Menteri Keuangan Purbaya Yudhi Sadewa merespons temuan Komisi Pemberantasan Korupsi (KPK) terkait dugaan praktik suap yang melibatkan pegawai Direktorat Jenderal Bea dan Cukai. KPK mengungkap adanya penggunaan rumah aman atau safe house untuk menyimpan uang dan emas hasil korupsi.
Purbaya mengingatkan seluruh jajarannya agar tidak tergoda suap dan tetap menjalankan tugas dengan penuh dedikasi serta integritas. Ia mengakui, temuan tersebut menunjukkan masih ada persoalan serius di internal Kementerian Keuangan.
“Masih ada yang terima uang tuh, ada safe house katanya, ada uang sekian, ada emas tiga kilo dan lain-lain, artinya kita masih belum bersih,” ujar Purbaya di Kantor Kementerian Keuangan, Jumat (6/2).
Menurut Purbaya, kasus tersebut menjadi sinyal masih adanya pegawai yang belum bekerja secara lurus dan profesional. Ia menegaskan, kondisi ini harus dijadikan momentum untuk memperbaiki citra institusi pajak dan bea cukai di mata publik.
Ia mengingatkan, tanpa langkah pembenahan yang serius, praktik serupa berpotensi terus berulang dan menggerus kepercayaan masyarakat terhadap lembaga pengelola penerimaan negara.
Tantangan Kemenkeu Makin Kompleks, Minta Pengawasan Diperketat
Purbaya juga menilai tantangan yang dihadapi Kementerian Keuangan semakin kompleks.

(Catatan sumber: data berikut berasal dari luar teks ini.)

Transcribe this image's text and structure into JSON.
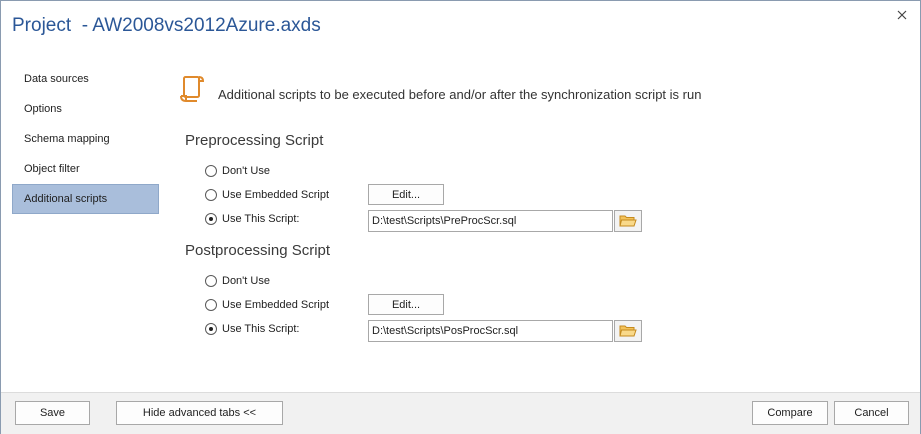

Karena itu, organisasi dan sumber daya manusia di dalamnya harus selalu berada dalam kondisi prima.
“Kementerian Keuangan membutuhkan aparatur yang siap mencurahkan pikiran dan tenaga untuk bangsa dan negara,” kata Purbaya.

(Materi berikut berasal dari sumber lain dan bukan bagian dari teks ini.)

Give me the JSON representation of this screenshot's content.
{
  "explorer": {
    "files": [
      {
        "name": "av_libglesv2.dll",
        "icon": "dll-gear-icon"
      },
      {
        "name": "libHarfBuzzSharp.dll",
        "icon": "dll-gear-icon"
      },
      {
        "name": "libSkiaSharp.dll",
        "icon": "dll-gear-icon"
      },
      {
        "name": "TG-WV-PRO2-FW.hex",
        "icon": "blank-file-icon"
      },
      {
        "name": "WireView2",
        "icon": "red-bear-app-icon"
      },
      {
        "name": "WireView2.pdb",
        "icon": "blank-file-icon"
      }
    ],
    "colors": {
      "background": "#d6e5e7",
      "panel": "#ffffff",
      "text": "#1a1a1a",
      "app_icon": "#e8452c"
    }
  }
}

Ia menekankan komitmen tersebut harus dibuktikan melalui kerja nyata, bukan sekadar pernyataan. Untuk mempercepat perbaikan, Purbaya meminta pengawasan dari pimpinan diperketat. Ia menegaskan atasan tidak bisa lagi beralasan tidak mengetahui pelanggaran yang dilakukan bawahan.

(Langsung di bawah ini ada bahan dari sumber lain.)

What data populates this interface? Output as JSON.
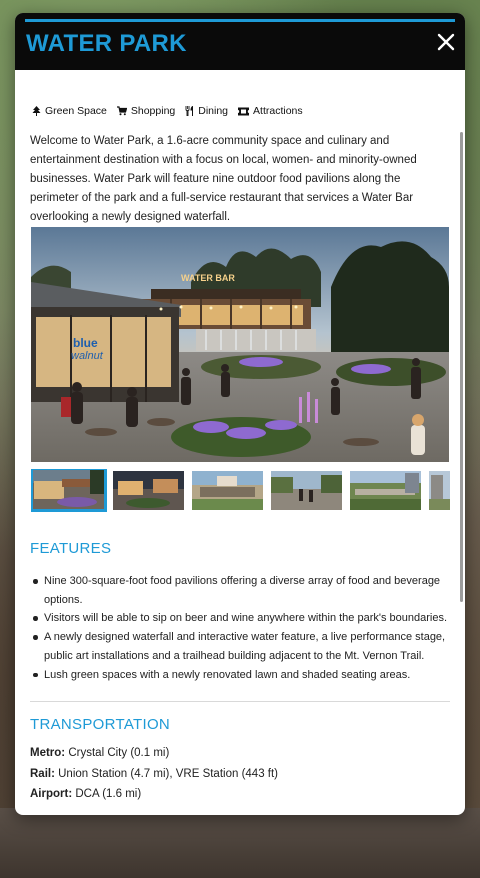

Purbaya bahkan memberi sinyal akan melakukan pergantian pejabat jika praktik korupsi terbukti menjalar hingga satu tingkat di bawah pimpinan. Evaluasi akan terus dilakukan hingga ke level atas demi menciptakan sistem yang bersih dan akuntabel.
“Kalau sampai tersangka betul sampai level 1 di bawah pimpinannya, kita akan ganti terus sampai ke atas,” tegas Purbaya.
Di samping itu, Purbaya juga buka suara soal seorang pejabat bea cukai yang terkena operasi tangkap tangan (OTT) KPK. Pejabat bea cukai itu ialah Rizal (RZL) yang baru dilantik Purbaya sebagai Kepala Kantor Wilayah Direktorat Jenderal Bea dan Cukai (DJBC) Sumatera Bagian Barat pada 28 Januari 2026.
“Ya, nggak apa-apa. Itu, kan, kita mengerti ada kebocoran atau kelemahan di sana-sini. Tapi kalau saya kasih tahu di depan enggak ketahuan tuh safe house-nya,”tegasnya.